Potatoes – Red, White, Yellow

The humble potato has no reason to be so.

The home of the potato — underground, in the dirt — makes for an apt metaphor of the vegetable’s public treatment. Potatoes suffer a lowly status among vegetables; the first word to describe them is often ‘starchy’. History remembers potato crop failure causing the Great Irish Famine, and contemporary foodies tend to prefer more exotic root vegetables (parsnips, yucca, celeriac) to the common potato. Though there were once dozens of potato varieties grown in the Northeast, very few can be found commercially today.

Potatoes deserve better treatment. They are a backbone of the global food system, the fourth largest crop after maize, wheat and rice. Widely diverse, they can be white, red, purple, blue or yellow, with varying degrees of sweetness and earthiness. Potatoes compare to bananas in potassium levels and even provide a significant serving of vitamin C.

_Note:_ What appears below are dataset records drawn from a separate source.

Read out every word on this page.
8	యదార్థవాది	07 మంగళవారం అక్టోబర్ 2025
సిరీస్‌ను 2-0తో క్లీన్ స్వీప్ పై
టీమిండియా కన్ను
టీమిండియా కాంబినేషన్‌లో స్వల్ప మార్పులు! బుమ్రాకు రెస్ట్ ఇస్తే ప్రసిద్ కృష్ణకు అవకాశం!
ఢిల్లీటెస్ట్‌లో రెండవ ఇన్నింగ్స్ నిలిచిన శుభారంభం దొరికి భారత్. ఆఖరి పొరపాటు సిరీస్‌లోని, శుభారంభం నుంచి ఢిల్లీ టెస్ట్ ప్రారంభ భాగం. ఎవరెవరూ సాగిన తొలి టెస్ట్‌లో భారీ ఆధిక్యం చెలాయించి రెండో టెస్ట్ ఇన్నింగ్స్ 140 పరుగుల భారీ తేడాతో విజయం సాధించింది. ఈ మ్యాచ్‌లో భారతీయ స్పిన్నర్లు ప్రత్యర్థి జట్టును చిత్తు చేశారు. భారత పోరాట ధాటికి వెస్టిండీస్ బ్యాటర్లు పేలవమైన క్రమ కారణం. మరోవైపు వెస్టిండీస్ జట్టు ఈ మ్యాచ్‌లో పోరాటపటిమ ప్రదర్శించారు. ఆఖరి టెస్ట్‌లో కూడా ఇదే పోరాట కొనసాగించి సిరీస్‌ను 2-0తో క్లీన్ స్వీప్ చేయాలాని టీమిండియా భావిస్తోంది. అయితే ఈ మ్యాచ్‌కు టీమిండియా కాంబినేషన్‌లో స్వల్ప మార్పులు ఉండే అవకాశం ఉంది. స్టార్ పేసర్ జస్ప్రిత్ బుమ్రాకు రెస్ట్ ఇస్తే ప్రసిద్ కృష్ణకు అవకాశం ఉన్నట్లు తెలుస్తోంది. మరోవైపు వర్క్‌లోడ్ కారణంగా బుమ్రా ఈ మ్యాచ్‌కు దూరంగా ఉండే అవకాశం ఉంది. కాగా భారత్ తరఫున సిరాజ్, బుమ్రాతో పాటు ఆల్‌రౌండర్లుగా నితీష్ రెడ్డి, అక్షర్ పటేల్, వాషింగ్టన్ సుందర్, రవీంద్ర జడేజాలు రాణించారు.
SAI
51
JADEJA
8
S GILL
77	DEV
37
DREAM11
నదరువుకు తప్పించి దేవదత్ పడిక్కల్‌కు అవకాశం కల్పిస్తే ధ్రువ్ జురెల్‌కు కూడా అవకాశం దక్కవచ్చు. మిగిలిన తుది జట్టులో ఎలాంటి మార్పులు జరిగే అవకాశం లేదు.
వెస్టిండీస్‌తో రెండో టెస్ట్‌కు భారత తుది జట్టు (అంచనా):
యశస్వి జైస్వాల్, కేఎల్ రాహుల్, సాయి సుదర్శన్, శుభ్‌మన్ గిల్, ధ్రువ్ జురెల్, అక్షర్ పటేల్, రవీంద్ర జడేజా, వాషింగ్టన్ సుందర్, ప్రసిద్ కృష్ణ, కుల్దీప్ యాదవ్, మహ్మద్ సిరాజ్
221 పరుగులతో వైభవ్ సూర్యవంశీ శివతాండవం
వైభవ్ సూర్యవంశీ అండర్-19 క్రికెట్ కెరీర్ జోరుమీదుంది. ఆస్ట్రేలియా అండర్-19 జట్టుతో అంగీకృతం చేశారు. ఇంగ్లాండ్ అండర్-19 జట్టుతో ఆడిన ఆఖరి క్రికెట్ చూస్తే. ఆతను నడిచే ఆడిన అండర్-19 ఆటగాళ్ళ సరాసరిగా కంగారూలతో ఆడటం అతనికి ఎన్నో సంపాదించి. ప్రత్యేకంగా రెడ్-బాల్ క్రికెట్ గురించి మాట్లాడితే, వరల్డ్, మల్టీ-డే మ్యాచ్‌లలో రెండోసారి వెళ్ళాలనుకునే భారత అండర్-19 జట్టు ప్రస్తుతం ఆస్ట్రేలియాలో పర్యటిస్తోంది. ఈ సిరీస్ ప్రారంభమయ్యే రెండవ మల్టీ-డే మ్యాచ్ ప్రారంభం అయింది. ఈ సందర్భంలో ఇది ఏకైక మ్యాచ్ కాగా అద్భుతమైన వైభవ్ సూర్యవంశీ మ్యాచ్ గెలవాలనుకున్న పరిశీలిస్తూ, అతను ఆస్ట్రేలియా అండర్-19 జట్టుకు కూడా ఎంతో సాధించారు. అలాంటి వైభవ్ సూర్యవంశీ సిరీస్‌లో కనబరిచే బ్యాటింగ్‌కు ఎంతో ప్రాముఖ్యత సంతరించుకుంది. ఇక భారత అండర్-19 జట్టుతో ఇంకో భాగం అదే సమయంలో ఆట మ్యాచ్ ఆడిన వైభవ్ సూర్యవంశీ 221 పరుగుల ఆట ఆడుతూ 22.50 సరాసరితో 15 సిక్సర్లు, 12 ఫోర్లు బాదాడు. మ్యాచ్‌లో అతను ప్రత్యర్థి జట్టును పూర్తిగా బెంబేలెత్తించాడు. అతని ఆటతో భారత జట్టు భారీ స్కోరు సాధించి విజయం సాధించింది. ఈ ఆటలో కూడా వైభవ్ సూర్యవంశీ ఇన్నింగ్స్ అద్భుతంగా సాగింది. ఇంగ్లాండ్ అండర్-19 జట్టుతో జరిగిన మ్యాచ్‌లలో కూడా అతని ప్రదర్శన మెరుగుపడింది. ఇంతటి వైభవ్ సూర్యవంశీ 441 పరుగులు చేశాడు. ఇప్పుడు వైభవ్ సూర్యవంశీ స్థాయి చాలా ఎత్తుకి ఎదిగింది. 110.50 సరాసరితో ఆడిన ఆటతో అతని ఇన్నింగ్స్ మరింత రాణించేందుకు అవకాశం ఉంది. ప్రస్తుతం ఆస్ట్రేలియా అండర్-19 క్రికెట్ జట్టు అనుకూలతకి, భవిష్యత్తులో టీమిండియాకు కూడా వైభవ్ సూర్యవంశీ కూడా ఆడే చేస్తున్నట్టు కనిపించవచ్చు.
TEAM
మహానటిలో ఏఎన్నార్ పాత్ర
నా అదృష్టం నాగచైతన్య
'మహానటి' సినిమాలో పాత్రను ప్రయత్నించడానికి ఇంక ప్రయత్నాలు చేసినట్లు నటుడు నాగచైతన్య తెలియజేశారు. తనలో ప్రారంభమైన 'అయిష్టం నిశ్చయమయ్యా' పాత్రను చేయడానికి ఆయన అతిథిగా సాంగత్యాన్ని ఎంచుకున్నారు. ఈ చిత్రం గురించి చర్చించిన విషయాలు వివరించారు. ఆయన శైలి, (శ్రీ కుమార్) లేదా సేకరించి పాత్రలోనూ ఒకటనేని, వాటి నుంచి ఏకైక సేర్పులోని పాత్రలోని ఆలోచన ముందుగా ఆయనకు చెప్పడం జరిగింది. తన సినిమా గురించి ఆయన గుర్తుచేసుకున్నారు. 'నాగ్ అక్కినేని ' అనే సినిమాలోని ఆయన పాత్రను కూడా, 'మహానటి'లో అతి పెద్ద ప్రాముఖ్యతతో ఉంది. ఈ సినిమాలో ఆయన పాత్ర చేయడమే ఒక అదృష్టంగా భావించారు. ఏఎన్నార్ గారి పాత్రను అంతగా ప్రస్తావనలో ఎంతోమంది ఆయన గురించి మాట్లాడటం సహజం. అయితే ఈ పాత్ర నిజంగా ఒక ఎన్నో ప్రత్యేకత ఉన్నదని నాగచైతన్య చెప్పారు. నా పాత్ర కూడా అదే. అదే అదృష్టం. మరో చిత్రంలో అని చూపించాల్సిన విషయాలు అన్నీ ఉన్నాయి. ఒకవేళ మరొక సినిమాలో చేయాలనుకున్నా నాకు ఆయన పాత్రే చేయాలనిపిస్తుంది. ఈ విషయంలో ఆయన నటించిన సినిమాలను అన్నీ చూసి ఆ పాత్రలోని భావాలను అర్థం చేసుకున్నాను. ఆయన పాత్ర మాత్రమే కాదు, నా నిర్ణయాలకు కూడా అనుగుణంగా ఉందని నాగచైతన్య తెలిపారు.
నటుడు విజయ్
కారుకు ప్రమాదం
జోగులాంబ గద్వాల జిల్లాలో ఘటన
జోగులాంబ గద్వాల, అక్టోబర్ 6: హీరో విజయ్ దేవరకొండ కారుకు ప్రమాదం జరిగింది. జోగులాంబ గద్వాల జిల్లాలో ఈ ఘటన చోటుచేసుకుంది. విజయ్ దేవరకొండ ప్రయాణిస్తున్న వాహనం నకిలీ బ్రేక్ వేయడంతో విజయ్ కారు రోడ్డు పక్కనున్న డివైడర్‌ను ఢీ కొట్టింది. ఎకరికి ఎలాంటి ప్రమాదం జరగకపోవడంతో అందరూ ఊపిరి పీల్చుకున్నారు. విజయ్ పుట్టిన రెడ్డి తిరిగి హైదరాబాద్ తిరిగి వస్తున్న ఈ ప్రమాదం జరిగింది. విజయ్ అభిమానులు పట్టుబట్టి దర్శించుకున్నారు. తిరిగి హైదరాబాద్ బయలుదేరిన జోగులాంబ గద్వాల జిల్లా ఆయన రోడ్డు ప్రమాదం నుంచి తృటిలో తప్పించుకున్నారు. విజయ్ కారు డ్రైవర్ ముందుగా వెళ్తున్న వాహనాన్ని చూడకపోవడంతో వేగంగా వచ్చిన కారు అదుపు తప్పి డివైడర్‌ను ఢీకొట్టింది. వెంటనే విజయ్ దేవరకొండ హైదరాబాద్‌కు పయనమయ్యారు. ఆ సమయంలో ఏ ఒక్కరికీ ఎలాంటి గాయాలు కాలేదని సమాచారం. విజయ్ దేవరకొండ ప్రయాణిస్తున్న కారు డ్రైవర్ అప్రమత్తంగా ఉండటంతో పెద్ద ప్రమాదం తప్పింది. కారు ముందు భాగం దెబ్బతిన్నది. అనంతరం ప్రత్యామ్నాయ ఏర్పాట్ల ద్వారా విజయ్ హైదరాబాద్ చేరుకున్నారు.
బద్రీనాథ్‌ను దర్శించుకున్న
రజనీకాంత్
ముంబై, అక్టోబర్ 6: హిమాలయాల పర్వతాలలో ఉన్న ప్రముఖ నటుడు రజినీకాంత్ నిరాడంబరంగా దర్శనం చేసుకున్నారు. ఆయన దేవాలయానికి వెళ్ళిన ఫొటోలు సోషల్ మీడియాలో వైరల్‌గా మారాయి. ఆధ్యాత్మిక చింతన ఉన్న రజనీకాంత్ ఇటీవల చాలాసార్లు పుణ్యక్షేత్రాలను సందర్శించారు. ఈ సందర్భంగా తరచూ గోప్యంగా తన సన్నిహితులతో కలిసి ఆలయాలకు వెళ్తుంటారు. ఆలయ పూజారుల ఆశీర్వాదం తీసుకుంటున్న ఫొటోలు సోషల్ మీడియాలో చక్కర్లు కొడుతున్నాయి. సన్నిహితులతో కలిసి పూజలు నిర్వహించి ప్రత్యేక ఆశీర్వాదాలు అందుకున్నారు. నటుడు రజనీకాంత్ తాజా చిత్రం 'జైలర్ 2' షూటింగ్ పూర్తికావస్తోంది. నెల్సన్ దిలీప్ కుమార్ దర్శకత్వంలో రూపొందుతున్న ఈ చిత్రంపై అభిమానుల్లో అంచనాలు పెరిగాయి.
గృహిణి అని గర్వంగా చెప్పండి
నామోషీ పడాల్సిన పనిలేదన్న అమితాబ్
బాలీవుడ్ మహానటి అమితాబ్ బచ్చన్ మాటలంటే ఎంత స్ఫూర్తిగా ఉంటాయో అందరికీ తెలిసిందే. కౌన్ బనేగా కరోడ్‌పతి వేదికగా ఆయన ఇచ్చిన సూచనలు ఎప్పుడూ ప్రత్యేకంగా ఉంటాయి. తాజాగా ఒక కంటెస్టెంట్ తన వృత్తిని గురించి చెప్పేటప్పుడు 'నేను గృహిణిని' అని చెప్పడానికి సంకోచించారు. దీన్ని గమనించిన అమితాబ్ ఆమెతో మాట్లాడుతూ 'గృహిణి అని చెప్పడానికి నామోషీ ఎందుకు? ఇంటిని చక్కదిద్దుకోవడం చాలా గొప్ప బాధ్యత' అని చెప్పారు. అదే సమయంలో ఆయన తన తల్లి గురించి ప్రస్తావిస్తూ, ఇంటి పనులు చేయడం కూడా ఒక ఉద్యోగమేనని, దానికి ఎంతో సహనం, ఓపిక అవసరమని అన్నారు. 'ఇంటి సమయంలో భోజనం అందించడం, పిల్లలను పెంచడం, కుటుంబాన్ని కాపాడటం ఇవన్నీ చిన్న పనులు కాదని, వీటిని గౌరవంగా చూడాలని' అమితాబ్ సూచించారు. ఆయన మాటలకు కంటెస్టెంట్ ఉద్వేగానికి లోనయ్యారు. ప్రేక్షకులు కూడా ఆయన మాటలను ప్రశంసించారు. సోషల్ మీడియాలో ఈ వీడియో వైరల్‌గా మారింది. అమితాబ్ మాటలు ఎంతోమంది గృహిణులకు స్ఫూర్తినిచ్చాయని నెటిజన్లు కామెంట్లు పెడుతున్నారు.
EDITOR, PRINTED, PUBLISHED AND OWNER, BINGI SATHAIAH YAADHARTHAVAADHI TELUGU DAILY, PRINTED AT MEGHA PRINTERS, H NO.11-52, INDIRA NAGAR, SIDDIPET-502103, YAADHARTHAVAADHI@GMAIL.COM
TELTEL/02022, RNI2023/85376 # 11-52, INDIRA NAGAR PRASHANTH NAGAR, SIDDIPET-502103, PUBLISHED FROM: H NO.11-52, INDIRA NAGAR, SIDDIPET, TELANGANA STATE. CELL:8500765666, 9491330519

Pay attention to starch content, which defines the ideal culinary use. Starchier potatoes are better for baking, mashing and frying, since they become light and fluffy when cooked. Major starchy potato varieties include Russets and Idahos. Less starchy potatoes (or waxy potatoes) hold their shape better in cooking. They work well boiled and roasted, or in soups and casseroles. Major waxy varieties are Fingerlings and LaRettes.  There are also many varieties which bridge the starchy-waxy divide, which we call “all-purpose,” including Yukon Golds, Red Golds and All Blues.

The Washington State Potato Commission says “you can have potatoes for breakfast, lunch or dinner (or all three),” which is true enough, but we know where their priorities are… You should at least consider new, creative ways to enjoy regional varieties of this delicious traditional vegetable.


Keep potatoes in a cool (55 degrees), dark, ventilated space. Colder temperatures, such as those in a refrigerator, will cause potato starch to convert into sugar, creating a sweeter tuber at the expense of texture and color.